Would I create individual indexes on each column in that WHERE statement? Or a single index that encompasses multiple columns? Or something else?
I happen to be using Postgres.
Here's the output of EXPLAIN ANALYZE:
Nested Loop (cost=40.44..9294.43 rows=744 width=4) (actual time=0.791..32.687 rows=1131 loops=1) -> Bitmap Heap Scan on balance_transactions (cost=40.02..2266.08 rows=1023 width=22) (actual time=0.737..1.006 rows=1201 loops=1) Recheck Cond: ((account_id = 79) AND ((type)::text = 'charge'::text) AND (created >= '2013-12-29 00:00:00'::timestamp without time zone) AND (created <= '2014-01-28 00:00:00'::timestamp without time zone)) -> Bitmap Index Scan on index_balance_transactions_account_type_created (cost=0.00..39.77 rows=1023 width=0) (actual time=0.716..0.716 rows=1201 loops=1) Index Cond: ((account_id = 79) AND ((type)::text = 'charge'::text) AND (created >= '2013-12-29 00:00:00'::timestamp without time zone) AND (created <= '2014-01-28 00:00:00'::timestamp without time zone)) -> Index Scan using index_stripe_charges_on_stripe_id on charges (cost=0.42..6.86 rows=1 width=18) (actual time=0.025..0.025 rows=1 loops=1201) Index Cond: ((balance_id)::text = (balance_transactions.source)::text) Filter: ((NOT refunded) AND (invoice IS NOT NULL)) Rows Removed by Filter: 0 Total runtime: 32.924 ms (10 rows)

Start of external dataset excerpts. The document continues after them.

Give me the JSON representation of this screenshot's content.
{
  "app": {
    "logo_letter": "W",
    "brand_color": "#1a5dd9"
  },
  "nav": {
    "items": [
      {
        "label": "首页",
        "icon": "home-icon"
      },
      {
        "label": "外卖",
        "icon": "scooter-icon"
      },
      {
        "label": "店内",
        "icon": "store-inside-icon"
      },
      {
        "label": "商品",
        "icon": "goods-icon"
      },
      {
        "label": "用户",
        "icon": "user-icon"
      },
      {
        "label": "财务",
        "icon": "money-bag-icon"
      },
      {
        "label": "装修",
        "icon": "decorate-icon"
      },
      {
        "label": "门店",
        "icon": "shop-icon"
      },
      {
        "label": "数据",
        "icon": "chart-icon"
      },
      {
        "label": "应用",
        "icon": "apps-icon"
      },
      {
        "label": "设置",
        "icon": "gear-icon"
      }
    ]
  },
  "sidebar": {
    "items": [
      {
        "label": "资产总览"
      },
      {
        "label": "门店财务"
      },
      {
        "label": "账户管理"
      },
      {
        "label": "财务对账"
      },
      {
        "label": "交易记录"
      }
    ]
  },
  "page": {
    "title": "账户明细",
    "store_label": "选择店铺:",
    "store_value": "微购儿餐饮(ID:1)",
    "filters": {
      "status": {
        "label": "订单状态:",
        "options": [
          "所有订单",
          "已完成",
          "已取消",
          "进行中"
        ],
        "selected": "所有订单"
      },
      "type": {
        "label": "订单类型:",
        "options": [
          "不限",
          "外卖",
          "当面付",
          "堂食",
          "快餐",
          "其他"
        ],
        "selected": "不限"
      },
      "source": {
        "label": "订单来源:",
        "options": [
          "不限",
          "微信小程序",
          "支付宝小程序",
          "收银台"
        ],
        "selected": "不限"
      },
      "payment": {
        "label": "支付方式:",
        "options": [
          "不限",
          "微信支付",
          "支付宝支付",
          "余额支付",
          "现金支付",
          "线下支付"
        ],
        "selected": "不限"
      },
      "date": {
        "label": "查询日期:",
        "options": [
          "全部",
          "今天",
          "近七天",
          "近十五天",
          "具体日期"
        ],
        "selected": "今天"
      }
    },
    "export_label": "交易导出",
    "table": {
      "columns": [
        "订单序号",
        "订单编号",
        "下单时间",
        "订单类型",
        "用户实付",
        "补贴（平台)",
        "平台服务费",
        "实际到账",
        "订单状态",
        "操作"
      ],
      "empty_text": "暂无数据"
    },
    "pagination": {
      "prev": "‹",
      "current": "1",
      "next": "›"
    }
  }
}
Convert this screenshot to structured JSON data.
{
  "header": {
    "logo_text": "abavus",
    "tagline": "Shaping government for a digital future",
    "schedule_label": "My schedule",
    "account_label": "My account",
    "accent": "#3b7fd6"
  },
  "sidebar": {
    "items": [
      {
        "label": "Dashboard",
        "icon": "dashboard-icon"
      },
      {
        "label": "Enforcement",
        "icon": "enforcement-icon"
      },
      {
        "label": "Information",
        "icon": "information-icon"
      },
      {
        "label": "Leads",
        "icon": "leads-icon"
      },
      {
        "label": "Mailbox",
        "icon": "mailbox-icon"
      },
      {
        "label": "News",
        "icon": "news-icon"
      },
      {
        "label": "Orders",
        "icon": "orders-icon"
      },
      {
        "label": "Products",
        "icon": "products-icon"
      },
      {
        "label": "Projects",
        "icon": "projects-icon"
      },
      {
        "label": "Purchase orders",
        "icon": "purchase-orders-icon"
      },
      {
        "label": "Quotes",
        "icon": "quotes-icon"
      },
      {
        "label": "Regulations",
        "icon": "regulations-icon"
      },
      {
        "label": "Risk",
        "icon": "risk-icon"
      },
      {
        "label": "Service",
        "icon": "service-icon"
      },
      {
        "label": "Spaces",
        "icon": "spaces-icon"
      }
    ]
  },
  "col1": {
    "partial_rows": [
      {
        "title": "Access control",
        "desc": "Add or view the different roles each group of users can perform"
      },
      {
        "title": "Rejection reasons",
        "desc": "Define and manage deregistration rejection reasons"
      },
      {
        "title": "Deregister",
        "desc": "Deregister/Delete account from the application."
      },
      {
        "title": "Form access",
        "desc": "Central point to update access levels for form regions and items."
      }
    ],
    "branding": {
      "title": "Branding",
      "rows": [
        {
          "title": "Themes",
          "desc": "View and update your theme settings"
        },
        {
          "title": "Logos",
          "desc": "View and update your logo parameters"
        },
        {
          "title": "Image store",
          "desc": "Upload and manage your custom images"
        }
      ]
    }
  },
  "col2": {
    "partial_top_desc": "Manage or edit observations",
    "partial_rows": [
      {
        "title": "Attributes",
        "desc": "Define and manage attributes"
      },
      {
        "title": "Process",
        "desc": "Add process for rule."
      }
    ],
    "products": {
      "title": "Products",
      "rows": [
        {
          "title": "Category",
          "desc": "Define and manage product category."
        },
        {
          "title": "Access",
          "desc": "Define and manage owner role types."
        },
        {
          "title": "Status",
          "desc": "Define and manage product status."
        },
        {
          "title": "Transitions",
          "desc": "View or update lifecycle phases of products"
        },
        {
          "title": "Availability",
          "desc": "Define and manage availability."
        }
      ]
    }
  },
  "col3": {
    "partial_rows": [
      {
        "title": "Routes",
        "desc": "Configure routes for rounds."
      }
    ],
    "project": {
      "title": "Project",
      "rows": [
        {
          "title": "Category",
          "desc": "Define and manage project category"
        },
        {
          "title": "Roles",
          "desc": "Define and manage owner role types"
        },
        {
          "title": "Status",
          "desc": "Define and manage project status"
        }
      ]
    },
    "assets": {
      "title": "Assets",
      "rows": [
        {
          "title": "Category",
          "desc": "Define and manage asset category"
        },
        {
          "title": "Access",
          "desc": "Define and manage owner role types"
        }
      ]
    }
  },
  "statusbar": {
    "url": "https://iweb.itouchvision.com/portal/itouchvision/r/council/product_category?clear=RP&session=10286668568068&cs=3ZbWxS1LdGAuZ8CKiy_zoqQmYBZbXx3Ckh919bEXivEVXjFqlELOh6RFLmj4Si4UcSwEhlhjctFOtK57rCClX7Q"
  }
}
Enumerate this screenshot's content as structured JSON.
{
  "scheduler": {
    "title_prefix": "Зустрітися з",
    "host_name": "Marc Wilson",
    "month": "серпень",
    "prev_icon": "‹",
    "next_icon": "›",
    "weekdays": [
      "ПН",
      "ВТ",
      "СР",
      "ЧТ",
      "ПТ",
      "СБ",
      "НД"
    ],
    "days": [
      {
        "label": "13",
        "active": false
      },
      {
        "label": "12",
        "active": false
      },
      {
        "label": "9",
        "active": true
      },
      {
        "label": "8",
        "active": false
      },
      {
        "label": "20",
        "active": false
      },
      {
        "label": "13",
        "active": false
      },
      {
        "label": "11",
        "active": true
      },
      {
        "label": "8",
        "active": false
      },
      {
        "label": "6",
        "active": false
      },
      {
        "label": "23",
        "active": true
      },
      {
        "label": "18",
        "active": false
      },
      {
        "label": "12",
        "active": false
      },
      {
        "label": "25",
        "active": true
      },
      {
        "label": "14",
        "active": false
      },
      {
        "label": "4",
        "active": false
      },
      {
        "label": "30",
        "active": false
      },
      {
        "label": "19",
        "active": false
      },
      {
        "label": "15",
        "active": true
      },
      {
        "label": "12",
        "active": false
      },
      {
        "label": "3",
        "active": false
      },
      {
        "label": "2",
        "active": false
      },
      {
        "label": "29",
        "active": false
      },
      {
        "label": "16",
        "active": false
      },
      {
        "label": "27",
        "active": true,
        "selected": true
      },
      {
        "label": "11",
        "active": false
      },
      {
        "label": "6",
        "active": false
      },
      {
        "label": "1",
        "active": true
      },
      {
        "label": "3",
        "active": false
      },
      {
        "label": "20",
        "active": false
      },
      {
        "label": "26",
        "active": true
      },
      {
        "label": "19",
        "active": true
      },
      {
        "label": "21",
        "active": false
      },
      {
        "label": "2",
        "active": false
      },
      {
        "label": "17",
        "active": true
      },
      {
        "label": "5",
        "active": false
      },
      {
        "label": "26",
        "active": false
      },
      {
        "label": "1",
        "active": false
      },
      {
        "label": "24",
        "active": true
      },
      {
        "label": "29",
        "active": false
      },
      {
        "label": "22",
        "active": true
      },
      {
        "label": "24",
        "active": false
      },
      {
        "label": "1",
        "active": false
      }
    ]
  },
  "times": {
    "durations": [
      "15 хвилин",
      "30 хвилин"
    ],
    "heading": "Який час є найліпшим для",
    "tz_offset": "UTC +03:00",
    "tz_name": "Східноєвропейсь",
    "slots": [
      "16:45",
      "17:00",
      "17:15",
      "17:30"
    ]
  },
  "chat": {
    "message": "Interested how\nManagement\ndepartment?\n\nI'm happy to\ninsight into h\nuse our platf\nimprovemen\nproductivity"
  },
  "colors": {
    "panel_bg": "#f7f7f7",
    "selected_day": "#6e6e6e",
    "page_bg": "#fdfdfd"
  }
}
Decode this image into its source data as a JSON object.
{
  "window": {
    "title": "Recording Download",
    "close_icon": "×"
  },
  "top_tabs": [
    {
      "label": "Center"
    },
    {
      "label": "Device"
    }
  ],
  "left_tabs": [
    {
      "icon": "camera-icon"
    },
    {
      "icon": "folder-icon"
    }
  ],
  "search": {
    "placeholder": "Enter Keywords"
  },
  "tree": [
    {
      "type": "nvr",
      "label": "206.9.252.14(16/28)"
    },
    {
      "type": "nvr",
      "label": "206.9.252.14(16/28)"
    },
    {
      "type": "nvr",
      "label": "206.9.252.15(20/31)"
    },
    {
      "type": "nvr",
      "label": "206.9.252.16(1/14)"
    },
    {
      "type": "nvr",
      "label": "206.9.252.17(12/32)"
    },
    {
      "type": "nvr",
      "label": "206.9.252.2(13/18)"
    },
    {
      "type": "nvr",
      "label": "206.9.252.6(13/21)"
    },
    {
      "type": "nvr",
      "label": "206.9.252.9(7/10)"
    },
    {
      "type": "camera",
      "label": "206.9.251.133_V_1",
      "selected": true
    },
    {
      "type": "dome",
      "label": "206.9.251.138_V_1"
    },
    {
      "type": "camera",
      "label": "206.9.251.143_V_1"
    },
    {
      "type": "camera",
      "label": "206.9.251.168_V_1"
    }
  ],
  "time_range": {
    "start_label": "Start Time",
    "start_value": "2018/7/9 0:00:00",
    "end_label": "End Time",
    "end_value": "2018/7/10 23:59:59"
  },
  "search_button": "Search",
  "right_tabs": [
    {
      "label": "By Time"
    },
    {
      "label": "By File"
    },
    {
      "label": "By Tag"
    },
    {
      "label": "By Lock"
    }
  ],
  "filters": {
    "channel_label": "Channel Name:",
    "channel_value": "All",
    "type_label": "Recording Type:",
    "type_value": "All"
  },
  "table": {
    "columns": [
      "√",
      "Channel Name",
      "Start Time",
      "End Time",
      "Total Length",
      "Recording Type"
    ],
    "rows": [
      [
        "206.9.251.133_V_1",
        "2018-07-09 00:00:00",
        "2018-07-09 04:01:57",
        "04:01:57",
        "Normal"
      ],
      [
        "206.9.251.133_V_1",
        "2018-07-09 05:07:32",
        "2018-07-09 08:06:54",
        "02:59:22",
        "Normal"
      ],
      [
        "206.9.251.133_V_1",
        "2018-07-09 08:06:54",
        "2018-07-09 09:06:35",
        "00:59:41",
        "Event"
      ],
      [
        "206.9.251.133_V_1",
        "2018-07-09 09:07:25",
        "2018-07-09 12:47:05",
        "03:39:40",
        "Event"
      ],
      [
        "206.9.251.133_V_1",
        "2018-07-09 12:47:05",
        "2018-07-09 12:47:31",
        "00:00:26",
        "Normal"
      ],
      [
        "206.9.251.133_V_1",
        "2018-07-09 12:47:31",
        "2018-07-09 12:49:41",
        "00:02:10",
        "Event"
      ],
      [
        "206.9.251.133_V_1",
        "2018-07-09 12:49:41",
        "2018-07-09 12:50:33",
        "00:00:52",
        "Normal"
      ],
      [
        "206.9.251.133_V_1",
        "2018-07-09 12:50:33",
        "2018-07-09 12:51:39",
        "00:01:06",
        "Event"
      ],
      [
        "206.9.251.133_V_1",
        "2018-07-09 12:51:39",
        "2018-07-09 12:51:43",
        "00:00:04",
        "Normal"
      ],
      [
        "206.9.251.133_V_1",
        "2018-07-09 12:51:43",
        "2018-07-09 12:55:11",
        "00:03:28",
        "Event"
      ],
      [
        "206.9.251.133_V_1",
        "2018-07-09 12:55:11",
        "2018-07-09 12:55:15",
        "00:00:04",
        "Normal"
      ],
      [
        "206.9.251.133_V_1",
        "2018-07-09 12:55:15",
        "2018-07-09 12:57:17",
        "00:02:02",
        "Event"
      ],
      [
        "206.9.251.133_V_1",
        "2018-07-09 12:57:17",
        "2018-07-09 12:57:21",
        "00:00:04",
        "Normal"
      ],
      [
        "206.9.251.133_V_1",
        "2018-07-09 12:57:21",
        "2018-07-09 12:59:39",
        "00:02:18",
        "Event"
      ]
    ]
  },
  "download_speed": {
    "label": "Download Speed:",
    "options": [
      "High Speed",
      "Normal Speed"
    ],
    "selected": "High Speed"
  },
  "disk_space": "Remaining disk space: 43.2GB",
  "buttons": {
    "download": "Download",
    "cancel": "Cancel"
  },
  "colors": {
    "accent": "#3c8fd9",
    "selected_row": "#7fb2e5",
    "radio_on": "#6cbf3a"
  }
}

I would suggest the following two indexes:
charges(balance_id, refunded, invoice) balance_transactions(account_id, type, created, source, fee)
The first is a covering index for charges. The index should be used for the query with no need for the data tables.
The second is a covering index for balance_transactions. The first three will satisfy the where clause. The four column will be used for the join and the final is needed for the select.